14. Se enteró que el gobernador Velázquez asignó mujeres y hombres de estas tierras que debían servir a cada colonialista dándoles a algunos hasta 300 personas a condición de que se los pudiera quitar el rey cuando quisiere y sin poderlos transferir a otras personas. Aprendió a diferenciar entre amos y esclavos; encomendados y encomenderos. El negocio portugués daba frutos por todo el mundo al vender esclavos y esclavas negras que pagaban caro pero le producía bastantes ganancias; por esta razón, los compraban para ponerlos a trabajar ya que nadie se los quitaría. Cuando no le servían más, eran vendidos como objetos. Por esto, los esclavos negros eran mejor atendidos que los indígenas. Los encomendados no podían ser suyos y, debían dar de lo sustraído, alguna parte al rey. Esto hacía que les extremaban en el trabajo para sacarles mayor utilidad antes de devolverlos pues si morían no había pérdida económica. Ante estos maltratos, ella se enteró también de que muchos indígenas se reunían en familia para matarse juntos.
15. Estuvo al tanto de las cédulas reales, en especial la fechada en Granada en agosto de 1526, que permitía establecer casas de mujeres públicas (fueran españolas, negras e indígenas) en la Isla La Española, con el pretexto de proteger la honestidad de las mujeres casadas. Esto la hizo deducir el porqué venía una gran cantidad de pasajeras.
16. Todas estas experiencias de viaje le determinaron no hacer un papel secundario en su nueva vida, sino elegir otra, que le permitiera en la Nueva España, disfrutar de comodidades y una autoridad que nunca obtendría en su España abandonada. Creando la idea de ser mujer pasiva y sumisa aunque tuviera que soportar la severidad del clima, la guerra, las enfermedades y sobre todo, saberse mujer pobladora porque el Virrey Mendoza venía con la intención de casarlas por elevadas dotes. Un destino incierto cumplido siempre y cuando llegaran a salvo.
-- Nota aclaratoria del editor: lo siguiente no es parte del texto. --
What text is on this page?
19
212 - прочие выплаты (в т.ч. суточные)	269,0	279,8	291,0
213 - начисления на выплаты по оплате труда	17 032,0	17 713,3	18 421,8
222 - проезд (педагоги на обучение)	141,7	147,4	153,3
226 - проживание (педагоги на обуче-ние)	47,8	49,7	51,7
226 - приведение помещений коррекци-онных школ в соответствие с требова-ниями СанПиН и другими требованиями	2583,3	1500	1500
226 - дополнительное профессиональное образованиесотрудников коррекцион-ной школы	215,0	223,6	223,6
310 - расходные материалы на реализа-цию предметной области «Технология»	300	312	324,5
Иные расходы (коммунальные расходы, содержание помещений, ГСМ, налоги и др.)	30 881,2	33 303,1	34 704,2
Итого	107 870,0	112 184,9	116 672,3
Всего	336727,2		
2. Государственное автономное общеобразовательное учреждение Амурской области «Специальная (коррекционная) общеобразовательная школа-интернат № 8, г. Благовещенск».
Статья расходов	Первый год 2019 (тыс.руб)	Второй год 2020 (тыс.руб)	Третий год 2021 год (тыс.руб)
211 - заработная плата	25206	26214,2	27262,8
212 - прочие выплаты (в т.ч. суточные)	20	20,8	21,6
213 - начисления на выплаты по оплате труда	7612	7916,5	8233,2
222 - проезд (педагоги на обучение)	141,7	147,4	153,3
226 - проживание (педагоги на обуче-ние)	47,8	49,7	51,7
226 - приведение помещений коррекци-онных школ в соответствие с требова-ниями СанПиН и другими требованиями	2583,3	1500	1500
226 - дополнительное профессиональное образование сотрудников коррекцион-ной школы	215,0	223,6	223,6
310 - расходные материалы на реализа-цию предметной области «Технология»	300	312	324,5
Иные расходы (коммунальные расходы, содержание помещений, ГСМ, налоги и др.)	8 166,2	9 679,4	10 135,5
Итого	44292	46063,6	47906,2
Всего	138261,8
17. Llegando a la gran ciudad de Tenochtitlán, el 14 de noviembre de 1535, también comprendió que la sociedad novohispana estaba fuertemente segmentada. Por un lado, existía toda una codificación acerca de las relaciones entre los grupos étnicos. Aunque nunca fue tan severa que no permitiera el intercambio cultural y la mezcolanza biológica. Cuestión que originó definiciones de la posición que las personas ocupaban en la escala social conforme una supuesta mezcla de “sangres”. Mientras más sangre española, mejor posición, por ello, los españoles peninsulares ocupaban posiciones de privilegio.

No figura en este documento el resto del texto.